The etiology of white matter hyperintensities (WMH) seen on T2-weighted cranial magnetic resonance images is a matter of debate. We investigated deep and periventricular WMH in the brains of a community-based cohort of 532 subjects aged 75-76 years. The objective of this study was to determine whether WMH at age of 75 years were associated rather with vascular factors than with degenerative factors. Arterial hypertension treated with antihypertensive drugs favored WMH, and WMH were found more frequently in subjects with focal vascular lesions. Additionally, we found significant associations between both, deep white matter and periventricular hyperintensities, and focal atrophy of medial temporal lobe structures. The odds ratio for deep WMH in subjects with more severe medial temporal atrophy was 4.4 (95%-CI: 1.9-9.8) that for periventricular hyperintensities was 3.9 (95%-CI: 1.7-8.8).

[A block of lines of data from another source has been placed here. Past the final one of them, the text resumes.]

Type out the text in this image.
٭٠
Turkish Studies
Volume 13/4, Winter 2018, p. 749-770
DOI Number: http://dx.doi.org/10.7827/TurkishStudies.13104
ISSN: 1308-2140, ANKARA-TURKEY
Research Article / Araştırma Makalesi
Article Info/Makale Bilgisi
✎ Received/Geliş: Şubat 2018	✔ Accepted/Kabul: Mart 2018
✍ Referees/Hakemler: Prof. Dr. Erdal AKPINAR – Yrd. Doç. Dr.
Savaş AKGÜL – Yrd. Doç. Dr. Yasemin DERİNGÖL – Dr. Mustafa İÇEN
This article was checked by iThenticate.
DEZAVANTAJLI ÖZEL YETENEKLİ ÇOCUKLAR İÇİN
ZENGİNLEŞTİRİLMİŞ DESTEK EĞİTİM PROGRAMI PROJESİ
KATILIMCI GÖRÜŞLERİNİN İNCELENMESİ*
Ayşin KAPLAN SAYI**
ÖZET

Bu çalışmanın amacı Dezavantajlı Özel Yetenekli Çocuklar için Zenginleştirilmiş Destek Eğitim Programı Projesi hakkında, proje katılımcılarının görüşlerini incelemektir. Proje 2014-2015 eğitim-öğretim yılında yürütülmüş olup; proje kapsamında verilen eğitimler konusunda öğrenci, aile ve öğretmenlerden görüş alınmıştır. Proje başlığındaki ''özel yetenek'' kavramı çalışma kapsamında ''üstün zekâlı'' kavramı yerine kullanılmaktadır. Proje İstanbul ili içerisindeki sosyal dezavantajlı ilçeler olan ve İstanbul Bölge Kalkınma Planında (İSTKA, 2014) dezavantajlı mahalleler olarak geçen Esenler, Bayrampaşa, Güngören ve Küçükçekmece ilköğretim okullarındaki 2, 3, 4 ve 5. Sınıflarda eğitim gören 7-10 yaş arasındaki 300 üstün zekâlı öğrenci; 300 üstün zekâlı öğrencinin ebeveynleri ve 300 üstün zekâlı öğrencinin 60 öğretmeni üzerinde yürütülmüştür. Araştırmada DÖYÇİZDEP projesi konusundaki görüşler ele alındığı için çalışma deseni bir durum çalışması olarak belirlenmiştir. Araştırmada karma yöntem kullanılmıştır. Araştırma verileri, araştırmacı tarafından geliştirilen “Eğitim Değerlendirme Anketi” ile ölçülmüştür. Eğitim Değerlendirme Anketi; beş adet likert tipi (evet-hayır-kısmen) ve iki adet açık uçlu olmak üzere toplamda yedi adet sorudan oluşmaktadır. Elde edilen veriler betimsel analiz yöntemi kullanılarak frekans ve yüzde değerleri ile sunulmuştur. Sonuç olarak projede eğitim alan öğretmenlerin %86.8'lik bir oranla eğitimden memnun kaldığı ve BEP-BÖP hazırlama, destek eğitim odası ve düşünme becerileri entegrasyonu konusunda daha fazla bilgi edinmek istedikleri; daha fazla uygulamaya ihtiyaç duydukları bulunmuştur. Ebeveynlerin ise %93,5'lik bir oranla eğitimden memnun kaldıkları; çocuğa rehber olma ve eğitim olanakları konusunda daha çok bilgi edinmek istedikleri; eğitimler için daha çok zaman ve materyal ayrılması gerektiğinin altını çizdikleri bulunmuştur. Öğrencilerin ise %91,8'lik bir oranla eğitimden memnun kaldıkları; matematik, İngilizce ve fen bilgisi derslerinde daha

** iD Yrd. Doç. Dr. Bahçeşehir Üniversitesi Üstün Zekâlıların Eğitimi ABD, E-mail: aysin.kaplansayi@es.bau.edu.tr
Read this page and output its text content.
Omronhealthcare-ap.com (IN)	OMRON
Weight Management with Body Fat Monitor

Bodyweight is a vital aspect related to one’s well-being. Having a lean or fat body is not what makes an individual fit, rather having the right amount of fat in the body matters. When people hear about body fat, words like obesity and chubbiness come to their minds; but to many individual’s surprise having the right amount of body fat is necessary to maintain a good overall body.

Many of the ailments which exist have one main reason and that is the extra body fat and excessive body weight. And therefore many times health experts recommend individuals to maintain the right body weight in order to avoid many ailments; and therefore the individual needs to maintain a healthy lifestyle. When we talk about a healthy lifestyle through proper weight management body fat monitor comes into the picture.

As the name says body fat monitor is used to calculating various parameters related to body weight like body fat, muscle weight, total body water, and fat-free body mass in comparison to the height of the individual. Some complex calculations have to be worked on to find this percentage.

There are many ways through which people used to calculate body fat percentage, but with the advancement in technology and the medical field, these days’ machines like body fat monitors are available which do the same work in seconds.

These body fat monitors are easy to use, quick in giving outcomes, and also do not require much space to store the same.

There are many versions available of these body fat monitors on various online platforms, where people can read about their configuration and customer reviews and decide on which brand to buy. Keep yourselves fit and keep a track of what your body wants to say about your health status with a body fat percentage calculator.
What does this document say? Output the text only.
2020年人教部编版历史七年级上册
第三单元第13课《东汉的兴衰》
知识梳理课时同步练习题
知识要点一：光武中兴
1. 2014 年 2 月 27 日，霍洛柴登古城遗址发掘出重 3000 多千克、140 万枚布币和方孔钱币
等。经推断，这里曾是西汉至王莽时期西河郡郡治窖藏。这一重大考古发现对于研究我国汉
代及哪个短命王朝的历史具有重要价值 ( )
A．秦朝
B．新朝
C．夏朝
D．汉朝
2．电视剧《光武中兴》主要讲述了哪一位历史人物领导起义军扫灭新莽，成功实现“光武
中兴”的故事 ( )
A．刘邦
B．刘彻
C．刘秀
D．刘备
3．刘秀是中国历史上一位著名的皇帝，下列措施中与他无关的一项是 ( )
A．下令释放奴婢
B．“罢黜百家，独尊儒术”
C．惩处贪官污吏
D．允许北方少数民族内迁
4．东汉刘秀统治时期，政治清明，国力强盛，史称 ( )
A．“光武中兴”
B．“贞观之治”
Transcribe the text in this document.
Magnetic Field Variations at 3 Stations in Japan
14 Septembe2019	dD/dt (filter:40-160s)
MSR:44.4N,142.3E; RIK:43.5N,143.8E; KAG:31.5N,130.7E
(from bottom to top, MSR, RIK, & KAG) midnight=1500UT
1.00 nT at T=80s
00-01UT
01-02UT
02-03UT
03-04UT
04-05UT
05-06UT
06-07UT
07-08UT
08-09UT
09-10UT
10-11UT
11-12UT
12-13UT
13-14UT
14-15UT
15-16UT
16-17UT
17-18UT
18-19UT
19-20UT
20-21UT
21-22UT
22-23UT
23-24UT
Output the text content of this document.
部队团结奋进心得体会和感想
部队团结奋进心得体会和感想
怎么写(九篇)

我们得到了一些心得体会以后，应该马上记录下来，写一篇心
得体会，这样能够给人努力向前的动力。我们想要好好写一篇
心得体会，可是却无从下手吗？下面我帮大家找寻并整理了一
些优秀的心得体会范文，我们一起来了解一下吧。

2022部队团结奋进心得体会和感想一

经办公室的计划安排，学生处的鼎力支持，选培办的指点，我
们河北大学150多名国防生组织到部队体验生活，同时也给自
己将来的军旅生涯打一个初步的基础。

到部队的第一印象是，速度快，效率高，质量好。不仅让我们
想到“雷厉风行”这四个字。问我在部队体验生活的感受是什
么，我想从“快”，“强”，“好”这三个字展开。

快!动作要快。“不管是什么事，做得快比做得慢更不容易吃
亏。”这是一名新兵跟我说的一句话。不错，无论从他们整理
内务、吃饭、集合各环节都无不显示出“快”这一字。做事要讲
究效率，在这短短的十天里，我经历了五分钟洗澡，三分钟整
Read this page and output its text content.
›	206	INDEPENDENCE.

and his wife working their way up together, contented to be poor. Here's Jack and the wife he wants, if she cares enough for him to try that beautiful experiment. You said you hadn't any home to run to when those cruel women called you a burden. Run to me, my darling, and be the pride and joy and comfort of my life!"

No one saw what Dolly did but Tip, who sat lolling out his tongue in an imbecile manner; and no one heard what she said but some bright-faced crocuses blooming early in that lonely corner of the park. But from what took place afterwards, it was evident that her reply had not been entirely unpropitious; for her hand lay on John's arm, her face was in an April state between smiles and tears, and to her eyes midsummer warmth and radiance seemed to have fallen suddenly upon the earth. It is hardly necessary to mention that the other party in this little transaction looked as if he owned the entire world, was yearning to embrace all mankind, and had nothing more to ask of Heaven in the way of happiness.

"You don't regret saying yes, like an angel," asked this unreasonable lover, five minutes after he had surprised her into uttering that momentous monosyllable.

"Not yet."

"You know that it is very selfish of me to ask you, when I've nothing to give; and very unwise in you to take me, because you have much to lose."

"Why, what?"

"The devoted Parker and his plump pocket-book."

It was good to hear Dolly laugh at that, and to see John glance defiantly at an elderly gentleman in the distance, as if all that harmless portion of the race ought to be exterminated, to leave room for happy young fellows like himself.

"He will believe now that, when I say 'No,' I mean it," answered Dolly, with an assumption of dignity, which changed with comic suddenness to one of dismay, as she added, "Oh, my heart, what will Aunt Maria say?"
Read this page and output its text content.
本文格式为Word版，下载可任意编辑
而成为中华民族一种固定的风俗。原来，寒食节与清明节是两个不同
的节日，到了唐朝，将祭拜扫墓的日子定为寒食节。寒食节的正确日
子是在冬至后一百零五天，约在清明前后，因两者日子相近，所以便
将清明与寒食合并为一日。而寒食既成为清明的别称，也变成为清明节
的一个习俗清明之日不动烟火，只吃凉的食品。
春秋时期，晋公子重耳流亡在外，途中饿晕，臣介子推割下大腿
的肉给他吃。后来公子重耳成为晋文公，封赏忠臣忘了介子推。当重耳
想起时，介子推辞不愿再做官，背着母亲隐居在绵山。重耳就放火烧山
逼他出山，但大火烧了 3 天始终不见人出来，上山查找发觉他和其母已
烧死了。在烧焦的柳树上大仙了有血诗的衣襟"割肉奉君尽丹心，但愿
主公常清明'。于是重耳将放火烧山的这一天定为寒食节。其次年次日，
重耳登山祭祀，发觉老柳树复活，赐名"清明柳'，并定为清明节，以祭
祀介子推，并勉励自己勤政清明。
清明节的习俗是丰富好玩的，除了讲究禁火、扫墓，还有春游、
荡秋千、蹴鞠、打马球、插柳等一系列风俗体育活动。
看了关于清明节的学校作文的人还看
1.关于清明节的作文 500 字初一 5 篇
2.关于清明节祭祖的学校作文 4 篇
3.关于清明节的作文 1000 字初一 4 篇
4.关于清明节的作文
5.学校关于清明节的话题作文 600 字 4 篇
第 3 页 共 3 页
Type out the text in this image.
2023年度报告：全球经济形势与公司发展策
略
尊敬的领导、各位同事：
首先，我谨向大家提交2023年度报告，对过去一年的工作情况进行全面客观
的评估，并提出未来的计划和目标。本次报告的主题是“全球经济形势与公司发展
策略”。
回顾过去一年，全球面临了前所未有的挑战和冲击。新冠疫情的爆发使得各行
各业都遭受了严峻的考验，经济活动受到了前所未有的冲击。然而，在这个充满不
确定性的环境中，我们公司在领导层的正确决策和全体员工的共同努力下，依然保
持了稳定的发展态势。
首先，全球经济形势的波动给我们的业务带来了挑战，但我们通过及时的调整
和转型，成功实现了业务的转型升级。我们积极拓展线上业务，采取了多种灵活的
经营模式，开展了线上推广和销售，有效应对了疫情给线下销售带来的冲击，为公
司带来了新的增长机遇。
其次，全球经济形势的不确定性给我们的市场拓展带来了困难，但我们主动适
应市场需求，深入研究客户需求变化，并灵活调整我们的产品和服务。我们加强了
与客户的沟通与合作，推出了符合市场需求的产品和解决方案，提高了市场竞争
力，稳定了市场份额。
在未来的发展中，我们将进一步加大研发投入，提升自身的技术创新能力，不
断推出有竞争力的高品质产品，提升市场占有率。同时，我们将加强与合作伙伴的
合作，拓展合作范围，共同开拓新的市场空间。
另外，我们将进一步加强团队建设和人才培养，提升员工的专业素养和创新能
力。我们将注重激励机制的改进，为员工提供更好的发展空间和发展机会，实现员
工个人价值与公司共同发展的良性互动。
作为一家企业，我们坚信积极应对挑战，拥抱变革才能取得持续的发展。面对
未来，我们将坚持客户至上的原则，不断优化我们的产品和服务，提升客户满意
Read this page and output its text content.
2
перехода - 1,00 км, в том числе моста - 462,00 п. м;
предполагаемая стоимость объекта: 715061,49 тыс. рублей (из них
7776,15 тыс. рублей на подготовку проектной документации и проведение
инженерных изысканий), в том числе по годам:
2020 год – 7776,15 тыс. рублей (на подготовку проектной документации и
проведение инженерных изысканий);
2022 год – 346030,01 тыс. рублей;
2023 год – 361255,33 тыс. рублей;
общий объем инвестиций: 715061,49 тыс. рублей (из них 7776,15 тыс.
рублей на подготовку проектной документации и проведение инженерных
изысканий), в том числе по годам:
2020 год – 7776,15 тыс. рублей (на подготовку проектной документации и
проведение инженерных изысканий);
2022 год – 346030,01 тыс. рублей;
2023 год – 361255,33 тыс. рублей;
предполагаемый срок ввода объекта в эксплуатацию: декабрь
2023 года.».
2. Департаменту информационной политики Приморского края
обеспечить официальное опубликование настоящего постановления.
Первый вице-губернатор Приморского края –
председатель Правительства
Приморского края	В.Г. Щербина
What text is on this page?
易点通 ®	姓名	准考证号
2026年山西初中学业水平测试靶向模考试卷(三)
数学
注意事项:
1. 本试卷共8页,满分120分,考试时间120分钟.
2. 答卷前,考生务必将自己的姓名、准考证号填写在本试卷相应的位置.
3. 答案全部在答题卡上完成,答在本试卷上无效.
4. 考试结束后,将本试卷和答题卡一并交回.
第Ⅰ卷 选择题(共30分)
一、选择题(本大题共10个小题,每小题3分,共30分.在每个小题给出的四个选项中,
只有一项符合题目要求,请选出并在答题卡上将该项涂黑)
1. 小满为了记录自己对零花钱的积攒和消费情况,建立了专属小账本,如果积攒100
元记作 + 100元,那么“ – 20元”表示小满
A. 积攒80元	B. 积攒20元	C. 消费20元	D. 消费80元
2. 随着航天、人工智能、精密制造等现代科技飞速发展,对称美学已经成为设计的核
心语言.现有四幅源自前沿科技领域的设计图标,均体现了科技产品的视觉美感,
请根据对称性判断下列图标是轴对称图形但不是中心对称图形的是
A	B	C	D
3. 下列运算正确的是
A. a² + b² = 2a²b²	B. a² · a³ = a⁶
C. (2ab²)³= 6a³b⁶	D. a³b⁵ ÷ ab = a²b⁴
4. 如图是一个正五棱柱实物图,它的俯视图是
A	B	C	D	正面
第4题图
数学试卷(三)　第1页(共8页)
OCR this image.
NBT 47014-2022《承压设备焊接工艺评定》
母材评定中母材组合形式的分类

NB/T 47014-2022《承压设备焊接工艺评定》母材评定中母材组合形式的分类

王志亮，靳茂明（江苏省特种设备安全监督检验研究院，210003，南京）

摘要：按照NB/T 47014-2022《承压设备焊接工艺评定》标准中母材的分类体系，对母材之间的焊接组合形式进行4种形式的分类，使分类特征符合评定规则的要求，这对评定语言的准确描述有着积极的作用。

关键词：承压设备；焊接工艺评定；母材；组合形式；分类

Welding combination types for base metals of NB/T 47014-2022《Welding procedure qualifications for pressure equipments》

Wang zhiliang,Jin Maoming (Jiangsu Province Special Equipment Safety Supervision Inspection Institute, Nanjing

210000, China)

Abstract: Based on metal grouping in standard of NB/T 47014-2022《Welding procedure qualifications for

These findings might indicate that not only vascular factors alone but also degenerative factors favor the occurrence of WMH after the age of 75 years.
在T2加权头颅磁共振图像上所见的脑白质高信号(WMH)的病因存在争议。我们对一个基于社区的队列中532名75 - 76岁受试者的大脑深部和脑室周围WMH进行了研究。本研究的目的是确定75岁时的WMH是否与血管因素而非退行性因素相关。使用抗高血压药物治疗的动脉高血压易引发WMH,并且在有局灶性血管病变的受试者中更频繁地发现WMH。此外,我们发现深部白质和脑室周围高信号与内侧颞叶结构的局灶性萎缩之间均存在显著关联。内侧颞叶萎缩更严重的受试者中深部WMH的优势比为4.4(95%可信区间:1.9 - 9.8),脑室周围高信号的优势比为3.9(95%可信区间:1.7 - 8.8)。这些发现可能表明,75岁以后不仅血管因素,而且退行性因素也易引发WMH。